Finally, we register the encoder, decoder, and renderer with the StructuredDatasetTransformerEngine.

StructuredDatasetTransformerEngine.register(NumpyEncodingHandlers(np.ndarray, None, PARQUET))
StructuredDatasetTransformerEngine.register(NumpyDecodingHandlers(np.ndarray, None, PARQUET))
StructuredDatasetTransformerEngine.register_renderer(np.ndarray, NumpyRenderer())

You can now use numpy.ndarray to deserialize the parquet file to NumPy and serialize a task’s output (NumPy array) to a parquet file.

Let’s define a task to test the above functionality.

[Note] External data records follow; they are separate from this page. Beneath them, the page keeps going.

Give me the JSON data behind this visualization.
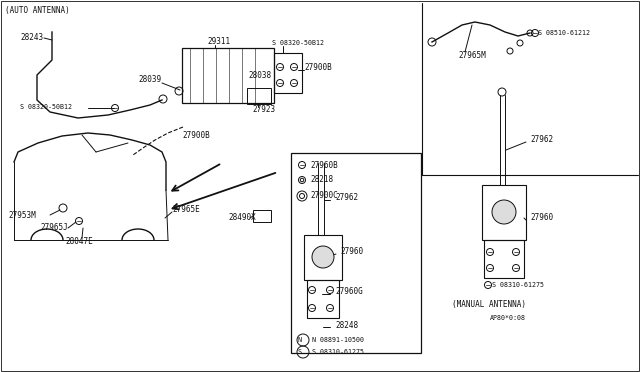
{
  "bg_color": "#ffffff",
  "line_color": "#111111",
  "fs": 5.5,
  "fs_s": 4.8,
  "labels": {
    "auto_antenna": "(AUTO ANTENNA)",
    "manual_antenna": "(MANUAL ANTENNA)",
    "diagram_code": "AP80*0:08",
    "29311": "29311",
    "28243": "28243",
    "28039": "28039",
    "s_08320": "S 08320-50B12",
    "27900B": "27900B",
    "27923": "27923",
    "28038": "28038",
    "27965M": "27965M",
    "s_08510": "S 08510-61212",
    "27960B": "27960B",
    "28218": "28218",
    "27900C": "27900C",
    "27962": "27962",
    "27960": "27960",
    "27960G": "27960G",
    "28248": "28248",
    "s_08310": "S 08310-61275",
    "n_08891": "N 08891-10500",
    "27965E": "27965E",
    "28490X": "28490X",
    "27953M": "27953M",
    "27965J": "27965J",
    "28047E": "28047E"
  }
}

We open a structured dataset of type numpy.ndarray and serialize it again.

@task
def to_numpy(ds: Annotated[StructuredDataset, subset_cols]) -> Annotated[StructuredDataset, subset_cols, PARQUET]:
    numpy_array = ds.open(np.ndarray).all()
    return StructuredDataset(dataframe=numpy_array)

Finally, we define two workflows that showcase how a pandas.DataFrame and FlyteSchema are accepted by the StructuredDataset.

@workflow
def pandas_compatibility_wf(a: int) -> Annotated[StructuredDataset, subset_cols]:
    df = get_df(a=a)
    ds = get_subset_df(df=df)  # noqa: shown for demonstration; users should use the same types between tasks
    return to_numpy(ds=ds)


@workflow
def schema_compatibility_wf(a: int) -> Annotated[StructuredDataset, subset_cols]:
    df = get_schema_df(a=a)
    ds = get_subset_df(df=df)  # noqa: shown for demonstration; users should use the same types between tasks
    return to_numpy(ds=ds)

You can run the code locally as follows:

if __name__ == "__main__":
    numpy_array_one = pandas_compatibility_wf(a=42).open(np.ndarray).all()
    print(f"pandas DataFrame compatibility check output: {numpy_array_one}")
    numpy_array_two = schema_compatibility_wf(a=42).open(np.ndarray).all()
    print(f"Schema compatibility check output: {numpy_array_two}")